Al final, y contando ésta, han sido en total tres entradas esta semana: lista de compras con pupitres, tendencias en cocinas y la receta de espinacas.
Pero además, durante esta semana se ha cerrado el sorteo especial de vuelta al cole con los cuentos del Ratoncito del Espacio y he seguido compartiendo algunos detalles de mi día y día en Instagram.
De momento, con la vuelta al cole de las niñas y mis distintas obligaciones diarias, no sé muy bien hasta dónde podré llegar con los contenidos, pero por hoy he conseguido robar un par de horitas al días y dedicarlos a la receta. ¡Así que aquí va!
Ingredientes:
- Masa quebrada (de la que no sube)
- Espinacas congeladas (1/2 kilo como mucho)
- Tres huevos
- 200 ml de nata para cocinar
- Queso rallado para gratinar
Preparación:
Horneamos ligeramente la masa quebrada hasta tostarla un poco, para que quede un poco crujiente, en un molde no muy grande. Si nos sobra masa por los lados, podemos enrollarla o quitarla, como prefiramos.
Por otra parte, descongelamos las espinacas en el microondas y las escurrimos bien del agua que sueltan.
En un bol, mezclamos las espinacas, los huevos batidos y la nata. Después, volcamos la mezcla sobre la masa y espolvoreamos con abundante queso rallado.
Horneamos a unos 180 grados durante unos 10-15 minutos para que cuaje la mezcla (tenemos que ver que el queso no vaya gratinando demasiado; si no, bajamos la temperatura). Si al terminar queremos darle un golpe de horno caliente para gratinar, podemos hacerlo.

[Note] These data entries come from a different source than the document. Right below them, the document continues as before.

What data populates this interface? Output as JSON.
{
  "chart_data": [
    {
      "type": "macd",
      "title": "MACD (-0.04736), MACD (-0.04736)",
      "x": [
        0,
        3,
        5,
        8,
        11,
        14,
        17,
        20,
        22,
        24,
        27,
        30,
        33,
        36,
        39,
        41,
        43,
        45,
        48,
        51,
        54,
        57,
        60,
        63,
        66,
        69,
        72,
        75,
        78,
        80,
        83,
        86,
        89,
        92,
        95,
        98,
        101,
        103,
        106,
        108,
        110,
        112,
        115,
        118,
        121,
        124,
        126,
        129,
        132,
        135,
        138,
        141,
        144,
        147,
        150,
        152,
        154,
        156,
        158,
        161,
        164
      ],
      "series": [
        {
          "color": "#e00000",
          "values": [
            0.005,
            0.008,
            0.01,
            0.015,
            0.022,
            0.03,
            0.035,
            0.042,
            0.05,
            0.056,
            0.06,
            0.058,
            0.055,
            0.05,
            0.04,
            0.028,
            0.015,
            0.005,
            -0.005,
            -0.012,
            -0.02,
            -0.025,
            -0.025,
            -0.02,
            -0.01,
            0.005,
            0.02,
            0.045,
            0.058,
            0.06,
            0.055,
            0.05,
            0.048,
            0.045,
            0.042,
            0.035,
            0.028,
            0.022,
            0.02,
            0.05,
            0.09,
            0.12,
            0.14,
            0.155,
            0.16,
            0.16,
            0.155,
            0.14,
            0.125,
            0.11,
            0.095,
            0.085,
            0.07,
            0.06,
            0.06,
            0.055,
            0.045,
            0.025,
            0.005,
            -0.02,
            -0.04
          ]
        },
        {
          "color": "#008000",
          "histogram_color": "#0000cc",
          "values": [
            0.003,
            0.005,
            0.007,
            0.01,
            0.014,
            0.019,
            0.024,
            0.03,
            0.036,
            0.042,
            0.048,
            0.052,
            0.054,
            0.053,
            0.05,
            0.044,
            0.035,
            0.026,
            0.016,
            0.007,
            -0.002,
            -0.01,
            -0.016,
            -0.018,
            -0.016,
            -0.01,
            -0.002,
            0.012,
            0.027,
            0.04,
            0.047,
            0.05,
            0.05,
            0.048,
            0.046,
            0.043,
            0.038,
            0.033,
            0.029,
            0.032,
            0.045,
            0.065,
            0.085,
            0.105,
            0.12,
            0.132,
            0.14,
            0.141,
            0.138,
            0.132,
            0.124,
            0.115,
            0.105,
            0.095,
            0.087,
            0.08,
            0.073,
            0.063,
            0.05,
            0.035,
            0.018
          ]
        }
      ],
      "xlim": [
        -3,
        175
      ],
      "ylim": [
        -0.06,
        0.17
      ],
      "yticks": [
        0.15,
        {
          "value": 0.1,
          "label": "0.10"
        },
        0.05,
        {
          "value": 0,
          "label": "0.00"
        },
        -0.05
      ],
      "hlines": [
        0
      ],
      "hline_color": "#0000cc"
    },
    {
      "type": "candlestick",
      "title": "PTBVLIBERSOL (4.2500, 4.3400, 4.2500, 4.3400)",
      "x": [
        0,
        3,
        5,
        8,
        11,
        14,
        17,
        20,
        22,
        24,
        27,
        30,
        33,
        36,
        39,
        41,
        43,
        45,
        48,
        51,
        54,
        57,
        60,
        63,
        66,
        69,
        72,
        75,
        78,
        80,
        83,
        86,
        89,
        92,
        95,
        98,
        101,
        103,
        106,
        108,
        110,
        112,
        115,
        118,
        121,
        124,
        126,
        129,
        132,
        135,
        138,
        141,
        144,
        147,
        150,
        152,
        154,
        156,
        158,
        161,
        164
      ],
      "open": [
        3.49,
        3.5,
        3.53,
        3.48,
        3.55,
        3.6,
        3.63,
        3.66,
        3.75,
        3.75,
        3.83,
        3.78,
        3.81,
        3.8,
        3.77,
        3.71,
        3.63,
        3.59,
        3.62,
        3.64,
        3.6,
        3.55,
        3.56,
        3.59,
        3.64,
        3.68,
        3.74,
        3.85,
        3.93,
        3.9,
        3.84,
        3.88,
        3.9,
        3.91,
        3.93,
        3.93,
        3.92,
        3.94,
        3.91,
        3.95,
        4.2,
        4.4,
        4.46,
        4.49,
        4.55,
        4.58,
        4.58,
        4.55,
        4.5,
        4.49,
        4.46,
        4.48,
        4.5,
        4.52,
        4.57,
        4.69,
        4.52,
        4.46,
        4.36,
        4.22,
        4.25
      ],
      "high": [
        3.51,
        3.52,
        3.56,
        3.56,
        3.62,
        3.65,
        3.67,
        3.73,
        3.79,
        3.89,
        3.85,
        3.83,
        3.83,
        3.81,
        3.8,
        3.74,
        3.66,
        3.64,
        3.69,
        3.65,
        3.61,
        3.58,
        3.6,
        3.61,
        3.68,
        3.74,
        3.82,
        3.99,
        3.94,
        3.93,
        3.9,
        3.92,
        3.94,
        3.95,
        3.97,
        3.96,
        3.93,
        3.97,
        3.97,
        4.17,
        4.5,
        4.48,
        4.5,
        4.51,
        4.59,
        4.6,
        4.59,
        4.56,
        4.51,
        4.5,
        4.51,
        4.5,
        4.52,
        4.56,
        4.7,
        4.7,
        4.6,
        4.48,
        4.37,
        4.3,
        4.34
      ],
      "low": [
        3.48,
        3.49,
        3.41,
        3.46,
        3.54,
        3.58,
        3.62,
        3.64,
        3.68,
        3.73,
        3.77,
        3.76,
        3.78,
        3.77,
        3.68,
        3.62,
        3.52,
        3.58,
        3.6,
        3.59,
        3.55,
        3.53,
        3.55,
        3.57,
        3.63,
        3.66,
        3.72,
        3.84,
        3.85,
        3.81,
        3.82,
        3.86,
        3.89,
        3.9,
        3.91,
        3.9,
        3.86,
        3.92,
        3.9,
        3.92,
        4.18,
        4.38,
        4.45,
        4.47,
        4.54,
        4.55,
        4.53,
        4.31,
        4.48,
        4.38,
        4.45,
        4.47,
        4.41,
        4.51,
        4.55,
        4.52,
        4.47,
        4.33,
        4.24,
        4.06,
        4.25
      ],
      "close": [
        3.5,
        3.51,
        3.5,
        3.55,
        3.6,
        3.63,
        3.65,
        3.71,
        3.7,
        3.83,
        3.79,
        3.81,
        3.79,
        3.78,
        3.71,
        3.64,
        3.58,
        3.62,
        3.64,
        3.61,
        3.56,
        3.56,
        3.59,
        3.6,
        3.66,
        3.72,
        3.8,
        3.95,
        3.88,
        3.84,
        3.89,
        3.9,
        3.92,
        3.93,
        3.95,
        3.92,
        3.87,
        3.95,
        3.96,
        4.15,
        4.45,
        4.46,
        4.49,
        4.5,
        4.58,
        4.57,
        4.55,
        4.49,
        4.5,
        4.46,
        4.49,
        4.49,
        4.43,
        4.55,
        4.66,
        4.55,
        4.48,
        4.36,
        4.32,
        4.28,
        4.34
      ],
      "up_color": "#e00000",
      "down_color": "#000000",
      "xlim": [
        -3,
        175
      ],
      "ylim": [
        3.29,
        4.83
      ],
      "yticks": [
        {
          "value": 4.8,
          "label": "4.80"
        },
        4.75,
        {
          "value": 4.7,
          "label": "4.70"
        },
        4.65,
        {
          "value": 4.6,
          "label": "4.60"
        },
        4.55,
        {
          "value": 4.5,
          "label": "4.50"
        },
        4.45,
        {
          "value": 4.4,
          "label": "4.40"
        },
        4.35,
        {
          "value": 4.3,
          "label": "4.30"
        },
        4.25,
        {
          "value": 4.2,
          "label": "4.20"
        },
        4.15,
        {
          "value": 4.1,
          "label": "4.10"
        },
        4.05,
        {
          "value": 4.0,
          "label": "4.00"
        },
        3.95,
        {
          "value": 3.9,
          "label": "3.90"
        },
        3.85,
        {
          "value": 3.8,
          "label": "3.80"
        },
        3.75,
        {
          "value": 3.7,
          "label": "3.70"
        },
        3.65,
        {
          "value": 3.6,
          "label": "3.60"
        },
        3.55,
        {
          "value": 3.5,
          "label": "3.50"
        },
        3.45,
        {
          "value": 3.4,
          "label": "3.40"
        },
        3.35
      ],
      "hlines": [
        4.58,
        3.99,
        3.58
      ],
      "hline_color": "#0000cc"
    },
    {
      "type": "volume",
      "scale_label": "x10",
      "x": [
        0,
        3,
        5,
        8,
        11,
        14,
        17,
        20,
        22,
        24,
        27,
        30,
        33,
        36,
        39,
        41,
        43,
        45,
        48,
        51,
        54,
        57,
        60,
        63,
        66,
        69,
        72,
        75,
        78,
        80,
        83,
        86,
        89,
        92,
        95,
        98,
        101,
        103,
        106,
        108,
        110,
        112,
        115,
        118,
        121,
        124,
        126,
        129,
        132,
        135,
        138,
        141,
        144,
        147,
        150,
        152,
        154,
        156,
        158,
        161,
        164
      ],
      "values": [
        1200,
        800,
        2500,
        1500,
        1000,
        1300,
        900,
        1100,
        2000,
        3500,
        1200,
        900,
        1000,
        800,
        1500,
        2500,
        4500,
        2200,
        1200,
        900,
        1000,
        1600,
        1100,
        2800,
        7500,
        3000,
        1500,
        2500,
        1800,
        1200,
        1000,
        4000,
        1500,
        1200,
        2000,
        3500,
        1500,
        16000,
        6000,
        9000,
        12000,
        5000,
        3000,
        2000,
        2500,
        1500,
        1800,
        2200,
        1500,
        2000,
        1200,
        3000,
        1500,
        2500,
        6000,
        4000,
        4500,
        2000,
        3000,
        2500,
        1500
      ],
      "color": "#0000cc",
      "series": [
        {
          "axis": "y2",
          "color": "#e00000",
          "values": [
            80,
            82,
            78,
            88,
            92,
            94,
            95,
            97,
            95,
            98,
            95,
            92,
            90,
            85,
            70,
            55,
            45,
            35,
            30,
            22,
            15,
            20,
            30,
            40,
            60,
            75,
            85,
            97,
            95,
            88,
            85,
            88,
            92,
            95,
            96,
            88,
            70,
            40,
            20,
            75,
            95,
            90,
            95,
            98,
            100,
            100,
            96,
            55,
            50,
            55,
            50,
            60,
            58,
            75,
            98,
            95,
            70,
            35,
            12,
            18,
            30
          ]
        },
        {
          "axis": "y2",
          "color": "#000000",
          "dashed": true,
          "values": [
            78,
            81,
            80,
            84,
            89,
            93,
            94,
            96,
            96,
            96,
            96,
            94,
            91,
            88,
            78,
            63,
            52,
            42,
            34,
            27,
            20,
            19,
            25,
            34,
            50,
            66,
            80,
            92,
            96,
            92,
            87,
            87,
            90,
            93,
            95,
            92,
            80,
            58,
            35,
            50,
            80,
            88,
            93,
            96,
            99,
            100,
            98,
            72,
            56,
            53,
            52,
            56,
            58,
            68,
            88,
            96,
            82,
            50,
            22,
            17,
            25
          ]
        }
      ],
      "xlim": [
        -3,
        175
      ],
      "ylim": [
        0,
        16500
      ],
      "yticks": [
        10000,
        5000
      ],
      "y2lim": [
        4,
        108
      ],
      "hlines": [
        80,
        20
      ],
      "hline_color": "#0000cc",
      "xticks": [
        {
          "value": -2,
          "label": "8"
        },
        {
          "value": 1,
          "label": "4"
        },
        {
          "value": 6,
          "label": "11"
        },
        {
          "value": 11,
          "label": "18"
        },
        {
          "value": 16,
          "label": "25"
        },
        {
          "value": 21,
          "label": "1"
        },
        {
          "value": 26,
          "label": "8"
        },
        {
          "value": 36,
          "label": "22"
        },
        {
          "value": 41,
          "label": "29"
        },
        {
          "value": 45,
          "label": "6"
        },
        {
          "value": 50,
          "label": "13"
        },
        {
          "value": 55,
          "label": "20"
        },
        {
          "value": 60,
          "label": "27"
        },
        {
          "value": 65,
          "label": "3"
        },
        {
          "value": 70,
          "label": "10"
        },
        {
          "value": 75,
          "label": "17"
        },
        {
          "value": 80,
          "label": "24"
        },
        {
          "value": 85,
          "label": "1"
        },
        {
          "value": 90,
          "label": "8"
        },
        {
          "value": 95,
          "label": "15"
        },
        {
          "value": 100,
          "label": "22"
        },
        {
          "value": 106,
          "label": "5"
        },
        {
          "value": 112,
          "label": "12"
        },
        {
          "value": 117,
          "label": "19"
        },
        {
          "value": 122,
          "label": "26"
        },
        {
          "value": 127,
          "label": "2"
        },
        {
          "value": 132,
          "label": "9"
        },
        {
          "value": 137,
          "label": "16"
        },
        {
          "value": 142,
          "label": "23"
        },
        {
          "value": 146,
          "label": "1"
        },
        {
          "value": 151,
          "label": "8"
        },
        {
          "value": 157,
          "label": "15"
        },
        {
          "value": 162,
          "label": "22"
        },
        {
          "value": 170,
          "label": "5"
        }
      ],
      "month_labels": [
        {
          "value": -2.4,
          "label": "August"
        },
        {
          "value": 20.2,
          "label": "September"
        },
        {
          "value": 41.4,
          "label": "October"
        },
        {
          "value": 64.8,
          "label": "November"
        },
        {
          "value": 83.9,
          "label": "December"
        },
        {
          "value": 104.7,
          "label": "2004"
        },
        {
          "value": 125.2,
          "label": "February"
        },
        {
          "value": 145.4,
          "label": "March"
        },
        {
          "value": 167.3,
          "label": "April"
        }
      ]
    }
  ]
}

(La mezcla está buenísima, pero confieso que con las prisas en mi caso, no he escurrido las espinacas y se me quedado agua en el fondo del molde; he querido poner papel para que no se pegara la masa y se me ha deshecho un poco; he puesto el horno a más potencia para terminar antes y se me ha gratinado antes de cuajar… En fin, un pequeño desastre. Y aún así, ¡estaba bueno!)